Plant BioF localizes to peroxisomes by utilizing the PTS1 sequence at the C terminus. Confocal images of EGFP (EGFP) and PTS2-mRFP1 fluorescence (PTS2-mRFP1) and their merged images (Merged) are shown in Arabidopsis leaf epidermal cells transiently expressing the cDNA constructs of EGFP (EGFP) and the full-length (EGFP-AtBioF) and C-terminal proline-lysine-leucine-deleted mutant proteins of AtBioF (EGFP-AtBioFΔPKL) fused to the C terminus of EGFP. The full-length AtBioF fused to the N terminus of EGFP (AtBioF-EGFP) was also examined. Bar: 5 μm.

FIGURE 6.

Schematic model of eukaryotic biotin biosynthesis.
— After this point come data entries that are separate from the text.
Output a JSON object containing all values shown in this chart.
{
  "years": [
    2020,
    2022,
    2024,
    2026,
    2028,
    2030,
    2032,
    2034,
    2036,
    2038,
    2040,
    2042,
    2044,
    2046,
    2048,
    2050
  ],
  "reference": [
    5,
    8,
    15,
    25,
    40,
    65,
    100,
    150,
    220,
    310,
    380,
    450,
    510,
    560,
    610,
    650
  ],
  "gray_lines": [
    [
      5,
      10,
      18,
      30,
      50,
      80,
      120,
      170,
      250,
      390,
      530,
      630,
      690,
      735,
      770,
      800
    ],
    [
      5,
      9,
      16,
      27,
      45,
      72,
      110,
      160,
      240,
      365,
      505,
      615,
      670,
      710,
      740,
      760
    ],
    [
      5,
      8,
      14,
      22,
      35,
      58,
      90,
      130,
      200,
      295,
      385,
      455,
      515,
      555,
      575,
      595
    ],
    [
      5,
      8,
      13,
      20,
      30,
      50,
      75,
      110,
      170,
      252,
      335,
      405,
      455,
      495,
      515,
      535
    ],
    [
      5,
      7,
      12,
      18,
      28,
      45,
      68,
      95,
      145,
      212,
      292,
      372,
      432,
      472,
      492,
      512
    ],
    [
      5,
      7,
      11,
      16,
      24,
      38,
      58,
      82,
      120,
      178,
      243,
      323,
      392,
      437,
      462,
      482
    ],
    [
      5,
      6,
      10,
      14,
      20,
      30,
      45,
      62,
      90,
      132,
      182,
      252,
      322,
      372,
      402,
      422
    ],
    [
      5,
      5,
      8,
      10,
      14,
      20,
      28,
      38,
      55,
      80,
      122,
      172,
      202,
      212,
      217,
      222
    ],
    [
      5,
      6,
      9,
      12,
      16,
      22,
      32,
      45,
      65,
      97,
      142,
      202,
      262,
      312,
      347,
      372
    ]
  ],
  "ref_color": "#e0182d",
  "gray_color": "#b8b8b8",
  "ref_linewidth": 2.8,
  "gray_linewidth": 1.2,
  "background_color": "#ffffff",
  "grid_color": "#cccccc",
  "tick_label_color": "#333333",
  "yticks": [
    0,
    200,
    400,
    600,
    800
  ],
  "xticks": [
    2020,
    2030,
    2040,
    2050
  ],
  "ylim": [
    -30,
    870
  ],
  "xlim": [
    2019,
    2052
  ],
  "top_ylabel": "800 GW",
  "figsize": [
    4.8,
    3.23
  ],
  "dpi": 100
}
BioF is transported into peroxisomes through the recognition of the PTS1 motif by Pex5, and it converts pimeloyl-CoA to KAPA. Our study suggests that a PTS2-dependent protein participates in the supply of pimelic acid and a PTS1-dependent protein then synthesizes pimeloyl-CoA from pimelic acid. Note that in acetate minimal medium BioFΔPTS1 is not transported to peroxisomes; it synthesizes KAPA from pimeloyl-CoA supplied in the cytoplasm (see “Discussion”).